Анастасия Гостева: У нас же путаница, кто правый, кто левый. У меня возникло ощущение, что это связано с тем, что сейчас, очевидно, западная знаковая система, западные какие-то культурные модели во многом вызывают отторжение и раздражение, причем не только у старушек-коммунисток, которые с красными флагами стоят у американского посольства, а почему-то у людей моего поколения, зарабатывающих очень хорошие деньги, сидящих в офисах, топ-менеджеров или журналистов, работающих на хороших должностях в московских изданиях. У людей, которым, казалось бы, вот эта новая система дала все - образование, возможность зарабатывать, возможность ездить за границу, и вдруг почему-то они зачитываются Прохановым. У меня возникло ощущение, что советская модель, вот эта имперская идея очень энергоемкая, наполненная большим количеством символики мощной, она оказалась для них самой близкой, это то, что они помнят. Они были октябрятами, они были пионерами, и в этой модели они смогли вдруг с легкостью себя увидеть. Это произошло просто потому, что никакой другой модели культурной самоидентификации не западной, не американской не выработано пока что. Я думаю, что это вопрос десяти лет. Что касается меня, то мне это неинтересно. Они заряжают свои батарейки, прочитав роман Проханова, на фоне унылых офисных будней или на фоне унылых глянцевых будней в какой-нибудь редакции глянцевого журнала, там они видят какую-то страсть, размах, энергию, адреналин, наконец, которого в их сытой жизни не хватает. Я заряжаю батарейки в Индии, поэтому мне очень повезло. Но я совершенно не знаю, как бы я реагировала на тексты Проханова, если бы у меня не было других способов этой энергией подпитаться. Не решила бы я, что вот оно, вот наконец что-то произошло, появилась вакцина против американского вируса.
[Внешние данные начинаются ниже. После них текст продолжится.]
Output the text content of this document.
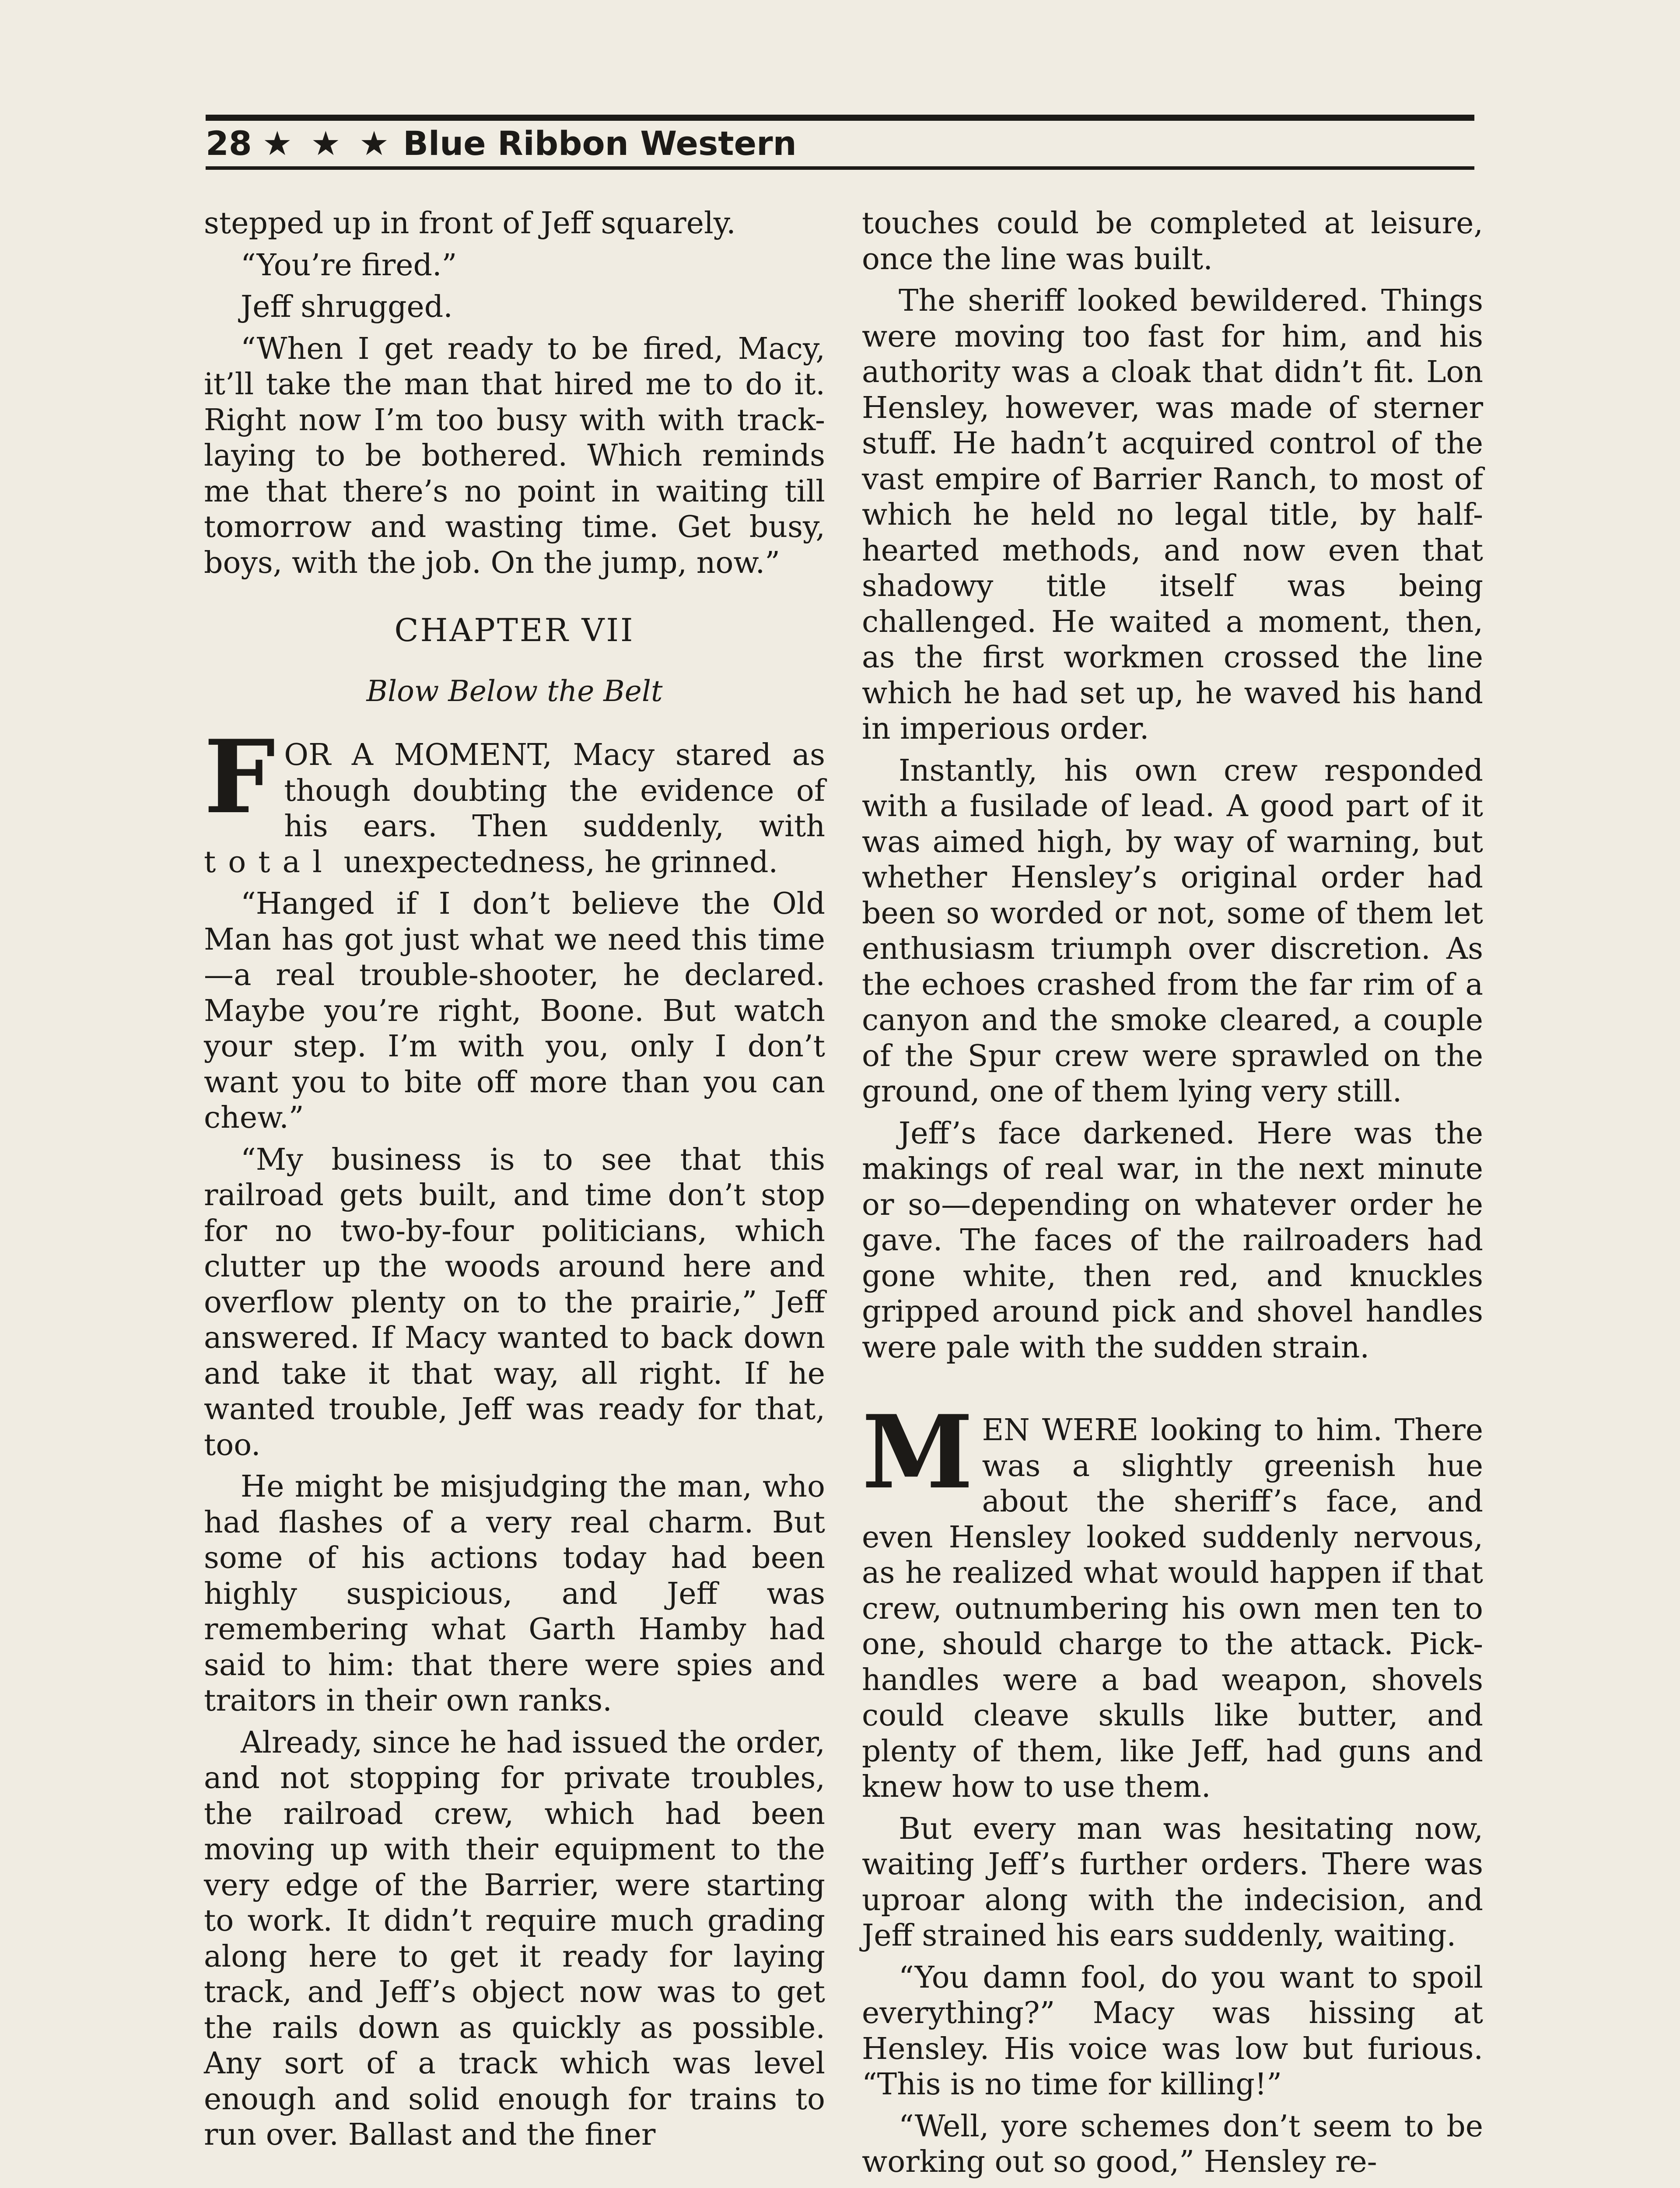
28 ★ ★ ★ Blue Ribbon Western

stepped up in front of Jeff squarely.

“You’re fired.”

Jeff shrugged.

“When I get ready to be fired, Macy, it’ll take the man that hired me to do it. Right now I’m too busy with with track-laying to be bothered. Which reminds me that there’s no point in waiting till tomorrow and wasting time. Get busy, boys, with the job. On the jump, now.”

CHAPTER VII
Blow Below the Belt

FOR A MOMENT, Macy stared as though doubting the evidence of his ears. Then suddenly, with total unexpectedness, he grinned.

“Hanged if I don’t believe the Old Man has got just what we need this time—a real trouble-shooter, he declared. Maybe you’re right, Boone. But watch your step. I’m with you, only I don’t want you to bite off more than you can chew.”

“My business is to see that this railroad gets built, and time don’t stop for no two-by-four politicians, which clutter up the woods around here and overflow plenty on to the prairie,” Jeff answered. If Macy wanted to back down and take it that way, all right. If he wanted trouble, Jeff was ready for that, too.

He might be misjudging the man, who had flashes of a very real charm. But some of his actions today had been highly suspicious, and Jeff was remembering what Garth Hamby had said to him: that there were spies and traitors in their own ranks.

Already, since he had issued the order, and not stopping for private troubles, the railroad crew, which had been moving up with their equipment to the very edge of the Barrier, were starting to work. It didn’t require much grading along here to get it ready for laying track, and Jeff’s object now was to get the rails down as quickly as possible. Any sort of a track which was level enough and solid enough for trains to run over. Ballast and the finer

touches could be completed at leisure, once the line was built.

The sheriff looked bewildered. Things were moving too fast for him, and his authority was a cloak that didn’t fit. Lon Hensley, however, was made of sterner stuff. He hadn’t acquired control of the vast empire of Barrier Ranch, to most of which he held no legal title, by half-hearted methods, and now even that shadowy title itself was being challenged. He waited a moment, then, as the first workmen crossed the line which he had set up, he waved his hand in imperious order.

Instantly, his own crew responded with a fusilade of lead. A good part of it was aimed high, by way of warning, but whether Hensley’s original order had been so worded or not, some of them let enthusiasm triumph over discretion. As the echoes crashed from the far rim of a canyon and the smoke cleared, a couple of the Spur crew were sprawled on the ground, one of them lying very still.

Jeff’s face darkened. Here was the makings of real war, in the next minute or so—depending on whatever order he gave. The faces of the railroaders had gone white, then red, and knuckles gripped around pick and shovel handles were pale with the sudden strain.

MEN WERE looking to him. There was a slightly greenish hue about the sheriff’s face, and even Hensley looked suddenly nervous, as he realized what would happen if that crew, outnumbering his own men ten to one, should charge to the attack. Pick-handles were a bad weapon, shovels could cleave skulls like butter, and plenty of them, like Jeff, had guns and knew how to use them.

But every man was hesitating now, waiting Jeff’s further orders. There was uproar along with the indecision, and Jeff strained his ears suddenly, waiting.

“You damn fool, do you want to spoil everything?” Macy was hissing at Hensley. His voice was low but furious. “This is no time for killing!”

“Well, yore schemes don’t seem to be working out so good,” Hensley re-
Сергей Юрский: Интересно. Интересно, что все от чего-то бегут в разные стороны. Я надеялся на Запад, мне довелось не в таком количестве, как вам, но побывать и пожить и поработать там, и результат был отрицательный в том смысле, что я понял, что я другой и они другие. Они не лучше, но и я не лучше, мы просто разные. И насчет подпитаться - это у меня только в мечтах было. Не получится. А что объединяет нас всех, мне кажется, к сожалению, это кризис гуманизма вместе с кризисом христианства. Поэтому вы подпитываетесь в Индии, поэтому мусульманский мир говорит "не пришла ли наша пора", поэтому, честно говоря, христианский мир на глазах становится слишком потребительским. И это единственное общее у нас и у них. Они надеялись, что мы особую духовность имеем, Запад нами очень интересовался, но тоже ошибся. Оказалось, что воздух быстро вышел.

Об этой разнице, о которой вы говорите, очень мне интересно послушать самых деятельных людей сегодняшнего дня, то есть одного из самых. Сделаю комплимент один раз. Потому что Явлинский для меня реальная фигура, на которую я лично надеюсь. Но вот его ровесники, его поколение, что они могут на этот счет сказать? Они уверены, что они на переломе, который может вообще все свалить?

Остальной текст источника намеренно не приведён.